If you want to know which way the Minneapolis City Council is headed, keep an eye on Ward 11.
Why it matters: Ward 11 is a clear-cut race. It pits Jeremy Schroeder, a progressive incumbent who pledged to dismantle the Minneapolis Police Department last summer, against Emily Koski, a moderate from a prominent Minneapolis DFL family.
- Koski is the daughter of the late mayor Al Hofstede and niece of former council member Diane Hofstede.
Context: The ward the two are vying to represent is in southern part of the city surrounding Lake Nokomis.
- It’s older, whiter and has fewer renters than the city as a whole.
State of play: Koski has blown Schroeder away in fundraising, $69,400 to $15,300. Her lawn signs are everywhere and mailboxes are stuffed with her literature.
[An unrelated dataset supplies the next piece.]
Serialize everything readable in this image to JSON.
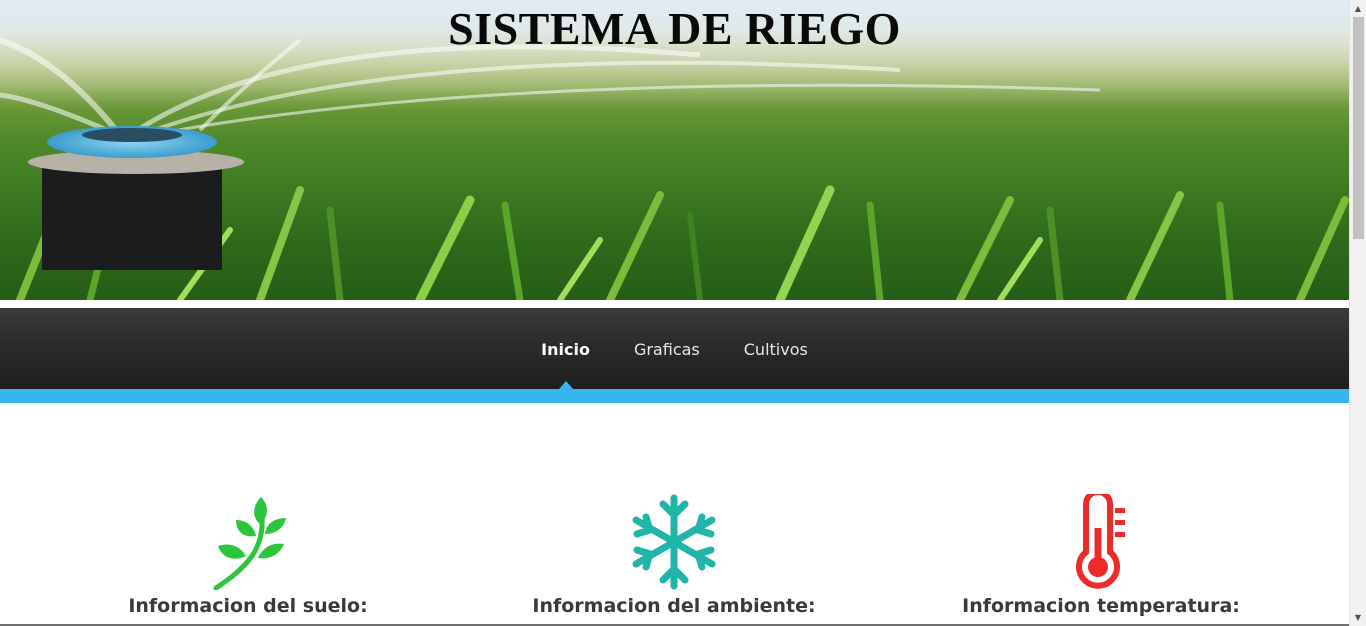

- Asked if he is the underdog in the race, Schroeder said “in some ways,” but noted a candidate doesn’t need that much money to win a City Council race. He’s door knocking and giving voters “factual information,” he said.
The top issue in Ward 11, like much of the city, is public safety. The neighborhoods were hit by the carjacking wave last winter and the 48th and Chicago business node suffered several robberies.
- But at the same time, many in the neighborhood are demanding changes to policing after the murder of George Floyd.
What they’re saying: “We haven’t seen MPD do anything to hold their own officers more accountable,” said Schroeder, who supports the charter amendment to replace MPD with a new public safety department.
- “We have the exact same system we had when George Floyd was murdered. That’s also what I hear at the doors and what people are concerned about,” he added. “They want to be safe, they want to make sure that we have a system that works, and at the same time, (they’re) kind of eyes wide open that nothing’s changed.”
Koski, who opposes Question 2, said the current authorized size of MPD — 770 sworn officers — feels low, and the city isn’t even close to having that many officers on the street due to a wave of retirements and disability leave.
- “We need to address the structural systemic racism and we need to implement deep structural change, but it’s also … creating public safety alternatives beyond policing,” she said.
More differences: Koski is more moderate on other issues as well. She opposes rent control (Schroeder supports) and would likely re-visit some of the policies enacted by the previous councils, including the drive-thru ban.
The bottom line: The City Council has been moving to the left for several years now, and a slate of challengers including Koski, Michael Rainville in Ward 3 and LaTrisha Vetaw in Ward 4 could move the needle back toward the middle.
Of note: There are other less-funded candidates in the Ward 11 race, including Dillon Gherna, a public initiatives coordinator for the Hennepin County Sheriff’s Office, as well as Albert Ross and Kurt Michael Anderson.